If I calculate the Euclidean distance $d$ of two sets of $x,y$ points $A_{1} \in \mathbb{R}^{n\times2}$ and $B_{2} \in \mathbb{R}^{n\times2}$ as
$d = \sqrt{(A_{1}-B_{1})^2 + (A_{2}-B_{2})^2}$
How would I calculate the gradient of $d$?
Based on THIS answer I interpreted it as the gradient would be:
$\nabla d =\frac{A-B}{\sqrt{(A_{1}-B_{1})^2 + (A_{2}-B_{2})^2}}$
However, this doesn't seem to give me the results I was expecting.

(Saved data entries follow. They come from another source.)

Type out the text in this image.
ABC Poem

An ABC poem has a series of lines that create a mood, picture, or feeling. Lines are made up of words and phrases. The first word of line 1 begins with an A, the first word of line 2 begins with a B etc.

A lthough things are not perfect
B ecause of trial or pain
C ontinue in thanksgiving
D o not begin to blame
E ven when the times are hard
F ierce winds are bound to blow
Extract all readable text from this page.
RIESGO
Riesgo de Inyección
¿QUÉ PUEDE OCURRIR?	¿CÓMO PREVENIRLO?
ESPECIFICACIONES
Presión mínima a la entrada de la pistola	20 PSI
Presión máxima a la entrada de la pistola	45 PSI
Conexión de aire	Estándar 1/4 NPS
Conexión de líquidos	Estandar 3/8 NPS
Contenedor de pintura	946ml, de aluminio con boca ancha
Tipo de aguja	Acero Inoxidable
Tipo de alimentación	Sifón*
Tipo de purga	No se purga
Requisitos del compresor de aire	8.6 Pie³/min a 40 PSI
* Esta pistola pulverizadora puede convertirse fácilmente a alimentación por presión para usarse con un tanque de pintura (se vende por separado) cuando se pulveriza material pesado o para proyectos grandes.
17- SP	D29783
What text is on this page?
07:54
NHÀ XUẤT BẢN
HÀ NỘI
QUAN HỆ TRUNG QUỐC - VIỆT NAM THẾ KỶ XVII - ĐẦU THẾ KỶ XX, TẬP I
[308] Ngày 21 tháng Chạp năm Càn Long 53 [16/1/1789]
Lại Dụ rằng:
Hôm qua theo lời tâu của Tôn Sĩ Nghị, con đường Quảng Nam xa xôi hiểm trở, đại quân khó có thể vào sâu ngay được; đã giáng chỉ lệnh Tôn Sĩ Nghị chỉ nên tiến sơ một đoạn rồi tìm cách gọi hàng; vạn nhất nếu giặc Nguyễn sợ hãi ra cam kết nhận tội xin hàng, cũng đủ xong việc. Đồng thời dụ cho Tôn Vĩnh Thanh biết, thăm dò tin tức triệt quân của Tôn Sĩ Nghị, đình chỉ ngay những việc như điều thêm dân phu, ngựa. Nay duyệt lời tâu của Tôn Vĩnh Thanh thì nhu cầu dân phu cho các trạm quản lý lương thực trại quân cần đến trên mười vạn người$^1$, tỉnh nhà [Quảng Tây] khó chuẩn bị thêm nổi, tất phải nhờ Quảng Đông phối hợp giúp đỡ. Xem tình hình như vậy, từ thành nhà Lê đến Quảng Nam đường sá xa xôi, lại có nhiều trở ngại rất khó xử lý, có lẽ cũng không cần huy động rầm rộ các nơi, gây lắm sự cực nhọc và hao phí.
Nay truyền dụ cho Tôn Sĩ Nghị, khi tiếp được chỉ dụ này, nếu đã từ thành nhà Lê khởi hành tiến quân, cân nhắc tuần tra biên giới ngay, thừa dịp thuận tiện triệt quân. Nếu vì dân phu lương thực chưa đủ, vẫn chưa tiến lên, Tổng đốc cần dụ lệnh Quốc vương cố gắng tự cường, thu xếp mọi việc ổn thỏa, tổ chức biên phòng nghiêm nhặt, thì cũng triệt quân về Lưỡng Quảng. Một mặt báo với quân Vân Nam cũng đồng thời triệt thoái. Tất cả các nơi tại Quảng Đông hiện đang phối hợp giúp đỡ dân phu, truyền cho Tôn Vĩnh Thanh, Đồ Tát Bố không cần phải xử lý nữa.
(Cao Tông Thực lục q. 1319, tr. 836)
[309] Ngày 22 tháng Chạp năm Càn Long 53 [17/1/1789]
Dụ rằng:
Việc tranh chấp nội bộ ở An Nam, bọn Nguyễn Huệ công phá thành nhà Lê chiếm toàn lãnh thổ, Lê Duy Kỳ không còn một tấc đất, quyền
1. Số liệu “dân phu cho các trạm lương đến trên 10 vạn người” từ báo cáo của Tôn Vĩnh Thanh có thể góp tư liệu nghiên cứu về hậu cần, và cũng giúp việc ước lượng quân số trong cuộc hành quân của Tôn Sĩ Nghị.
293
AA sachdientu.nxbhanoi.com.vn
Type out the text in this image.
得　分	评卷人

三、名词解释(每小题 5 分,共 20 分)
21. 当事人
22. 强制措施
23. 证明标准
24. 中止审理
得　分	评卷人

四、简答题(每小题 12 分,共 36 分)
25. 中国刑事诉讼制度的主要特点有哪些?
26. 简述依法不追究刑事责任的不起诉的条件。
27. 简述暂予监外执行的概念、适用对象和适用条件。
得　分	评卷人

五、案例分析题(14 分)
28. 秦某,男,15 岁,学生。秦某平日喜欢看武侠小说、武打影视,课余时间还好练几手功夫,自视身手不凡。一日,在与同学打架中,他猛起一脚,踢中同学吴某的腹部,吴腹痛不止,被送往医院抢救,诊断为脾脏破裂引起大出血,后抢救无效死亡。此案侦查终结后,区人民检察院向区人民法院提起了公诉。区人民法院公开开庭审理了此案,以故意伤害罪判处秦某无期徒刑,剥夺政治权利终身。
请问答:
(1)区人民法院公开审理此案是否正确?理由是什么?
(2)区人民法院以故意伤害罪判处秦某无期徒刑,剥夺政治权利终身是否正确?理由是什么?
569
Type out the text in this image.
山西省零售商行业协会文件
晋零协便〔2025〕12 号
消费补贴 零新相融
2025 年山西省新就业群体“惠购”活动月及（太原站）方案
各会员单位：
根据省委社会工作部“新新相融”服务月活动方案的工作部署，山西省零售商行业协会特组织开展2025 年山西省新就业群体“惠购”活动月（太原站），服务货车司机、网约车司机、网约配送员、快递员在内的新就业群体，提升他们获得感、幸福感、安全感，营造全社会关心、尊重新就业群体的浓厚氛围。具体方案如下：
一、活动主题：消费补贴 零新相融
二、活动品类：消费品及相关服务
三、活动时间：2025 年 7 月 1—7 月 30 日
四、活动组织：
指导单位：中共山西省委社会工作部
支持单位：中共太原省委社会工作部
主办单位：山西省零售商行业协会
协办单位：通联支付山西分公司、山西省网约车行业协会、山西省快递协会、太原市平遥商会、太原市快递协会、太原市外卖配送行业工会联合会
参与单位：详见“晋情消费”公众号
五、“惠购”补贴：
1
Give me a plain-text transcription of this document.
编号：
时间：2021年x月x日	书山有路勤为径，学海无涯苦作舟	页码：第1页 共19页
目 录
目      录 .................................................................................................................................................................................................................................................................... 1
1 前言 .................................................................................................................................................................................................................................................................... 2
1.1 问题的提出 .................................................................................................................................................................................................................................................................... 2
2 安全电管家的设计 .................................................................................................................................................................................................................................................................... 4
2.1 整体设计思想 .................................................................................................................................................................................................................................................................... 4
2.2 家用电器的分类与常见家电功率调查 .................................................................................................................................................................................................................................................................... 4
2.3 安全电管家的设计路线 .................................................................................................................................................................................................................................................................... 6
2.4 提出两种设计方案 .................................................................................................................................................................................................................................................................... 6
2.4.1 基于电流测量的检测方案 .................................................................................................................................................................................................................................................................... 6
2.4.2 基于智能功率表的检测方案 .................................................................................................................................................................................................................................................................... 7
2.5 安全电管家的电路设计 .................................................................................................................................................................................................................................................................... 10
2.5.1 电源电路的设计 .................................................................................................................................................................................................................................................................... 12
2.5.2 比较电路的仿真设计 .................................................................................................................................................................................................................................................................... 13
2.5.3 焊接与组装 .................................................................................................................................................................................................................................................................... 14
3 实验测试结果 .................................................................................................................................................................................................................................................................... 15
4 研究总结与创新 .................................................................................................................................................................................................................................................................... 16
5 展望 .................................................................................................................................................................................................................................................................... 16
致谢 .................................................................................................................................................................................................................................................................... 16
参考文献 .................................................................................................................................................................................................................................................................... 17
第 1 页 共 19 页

The most straightforward way to arrive at the expression for the gradient of a Eucledian distance is the following:
Consider a point $\overrightarrow{x}$ with coordinates $(x,y)$, and another point $\overrightarrow{x_C}$ with coordinates $(x_C,y_C)$, then $d$ = $||\overrightarrow{x}-\overrightarrow{x_C}||$ can be expressed as:
$d=\sqrt{(x-x_C)^2+(y-y_c)^2}$
$\frac{\partial d}{\partial x}=\frac{2(x-x_C)}{2\sqrt{(x-x_C)^2+(y-y_c)^2}}=\frac{x-x_C}{\sqrt{(x-x_C)^2+(y-y_c)^2}}$
Similarly, for $\frac{\partial d}{\partial y}$
$\frac{\partial d}{\partial y}=\frac{(y-y_C)}{\sqrt{(x-x_C)^2+(y-y_c)^2}}$
which leads to,
$\begin{bmatrix}\frac{\partial d}{\partial x} \\ \frac{\partial d}{\partial y}\end{bmatrix}= \begin{bmatrix}\frac{(x-x_C)}{\sqrt{(x-x_C)^2+(y-y_c)^2}}\\ \frac{(y-y_C)}{\sqrt{(x-x_C)^2+(y-y_c)^2}}\end{bmatrix}$
Therefore,
$\boxed{\nabla d =\frac{\overrightarrow{x}-\overrightarrow{x_C}}{||\overrightarrow{x}-\overrightarrow{x_C}||}}$
Hope this answers your question and clarifies any confusion.